The Catastrophe That Wasn't on the List
Asimov's taxonomy of doom is a marvel of Enlightenment confidence dressed in apocalyptic clothing. Published the same year as the Three Mile Island accident, *A Choice of Catastrophes* proceeds from the largest possible frame — the heat death of the universe — down through stellar collapse, asteroid impacts, ice ages, and population explosion, arriving finally at the threats humans pose to themselves. The organizational principle is elegant: five classes of catastrophe, ranked by scale and proximity. The implicit argument is that the farther away a threat sits in space and time, the less it should concern us. What should concern us, Asimov insists, is what we're doing to ourselves right now. He was right about that, and spectacularly specific about some of the mechanisms. The population chapter reads like a prophecy partially fulfilled — eight billion people on Earth as of 2022, resource competition intensifying, the mathematics of exponential growth still not internalized by most political systems. His warnings about nonrenewable resource depletion anticipated the rare earth mineral anxieties that now shape semiconductor geopolitics. His discussion of organized warfare as a consequence of agriculture, surplus, and social stratification remains a cleaner explanation than most offered by contemporary evolutionary psychology. And his offhand treatment of the Tunguska event as evidence that cometary impacts are not merely theoretical was vindicated in 2013, when a bolide exploded over Chelyabinsk and injured over a thousand people. The Planetary Defense community that now exists — complete with NASA's DART mission, which successfully altered an asteroid's orbit in 2022 — is essentially the institutional response to the class of threat Asimov described with calm precision forty-seven years ago.
What Asimov could not see, or chose not to see, is what makes the book most useful now. Climate change appears in the text only as a natural phenomenon — ice ages, volcanic winters, the Maunder minimum. The greenhouse effect was already understood in 1979; the first major scientific reports on anthropogenic warming were circulating. But Asimov, whose faith in technological civilization was structural rather than sentimental, treated the atmosphere as a stage for natural variability, not as a system humans were actively destabilizing. This is the book's central blind spot, and it is enormous. The catastrophe that now dominates global policy — a slow-moving, human-caused alteration of Earth's climate system — falls between his categories.

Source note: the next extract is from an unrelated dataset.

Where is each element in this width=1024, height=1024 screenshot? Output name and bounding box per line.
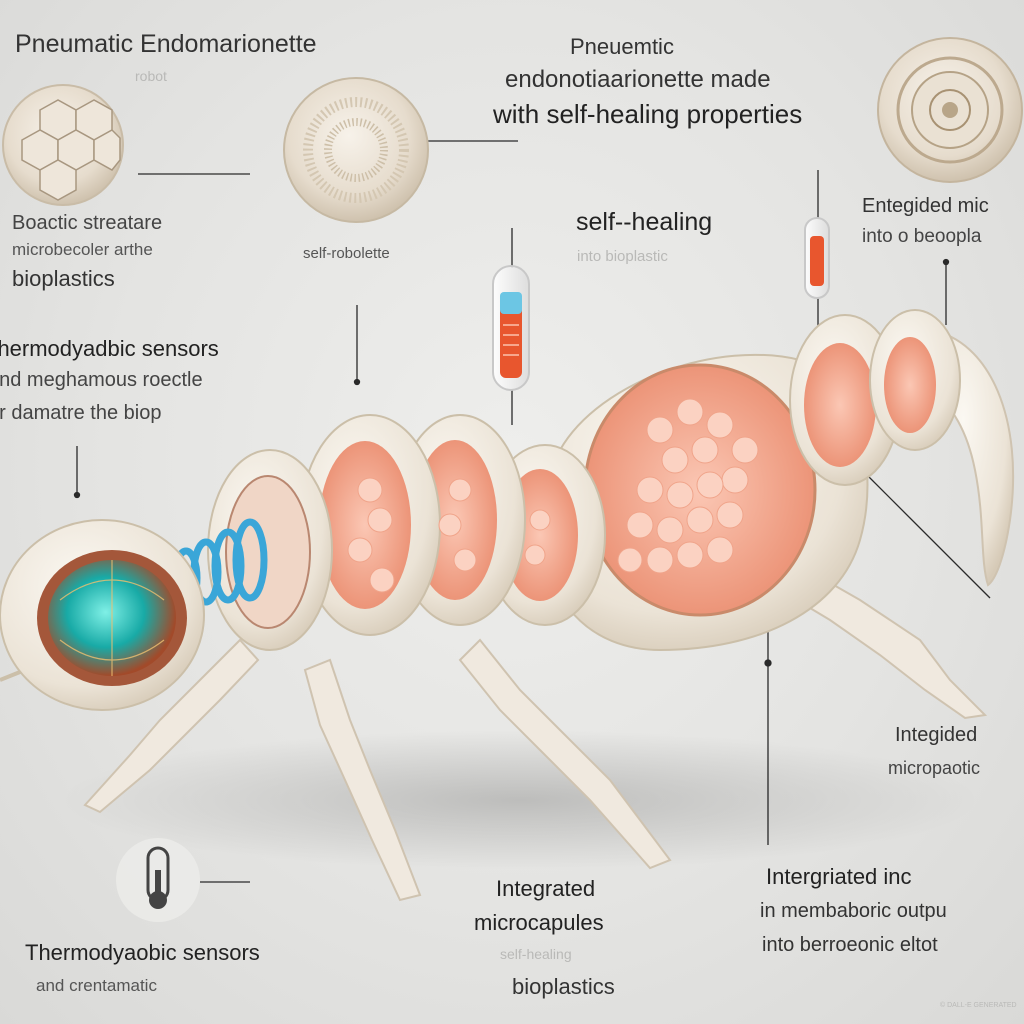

It is neither a cosmic event nor a simple resource depletion problem nor a war. It is a systems failure, and Asimov's framework, for all its breadth, has no class for systems failures. Similarly absent: pandemics. He discusses threats from smaller organisms in terms of evolutionary competition, but the idea that a novel virus could shut down global civilization for years, kill millions, and reshape political order — as COVID-19 did beginning in 2020 — doesn't register as a catastrophe class. Biological threats are subsumed into the category of species competition, which misses the point entirely.
His chapter on extraterrestrial intelligence is the one that has aged most strangely. Asimov presents the Fermi Paradox with characteristic clarity and offers three possibilities: no other civilizations exist, the distances are too great, or they're avoiding us. He leans toward the second. Since 1979, the discovery of thousands of exoplanets has made the universe seem far more hospitable to life than Asimov's generation assumed, yet the silence persists. The 2017 detection of 'Oumuamua — an interstellar object whose shape and trajectory prompted serious scientists to briefly entertain artificial origin — would have delighted him. What would not have delighted him is the degree to which UFO discourse has migrated from the fringe into congressional hearings and Pentagon reports. Asimov spent considerable energy in his footnotes combating pseudoscience; the current entanglement of legitimate aerospace anomaly investigation with conspiratorial thinking would have appalled him, though he would have recognized the pattern.
The afterword is where the book becomes most Asimovian and most vulnerable. He concludes that all immediate threats are avoidable if humanity acts "rationally and cooperatively," focusing on common problems rather than nationalistic interests. This is not a prediction; it is a prayer. The forty-seven years since publication have demonstrated that rationality and cooperation are not default human modes but rare achievements requiring institutional architecture that is itself fragile. Asimov knew this — his fiction is full of collapsing empires and civilizations that fail to heed their own scientists — but his nonfiction self could not resist the optimistic coda. The book's position in the broader corpus is that of a bridge: it inherits the encyclopedic catastrophism of Olaf Stapledon and H.G. Wells, systematizes it with mid-century scientific rigor, and hands it forward to the existential risk community that would eventually coalesce around Nick Bostrom, Martin Rees, and the longtermist movement. Asimov did not invent existential risk analysis, but he wrote one of its most readable primers.
What the book now forces you to ask, in a way it never could have in 1979: if the most dangerous catastrophes are the ones that don't fit neatly into any category — the slow, systemic, human-generated crises that emerge from the interactions between Asimov's classes rather than from within them — then is any taxonomy of doom, however elegant, a form of reassurance rather than preparation?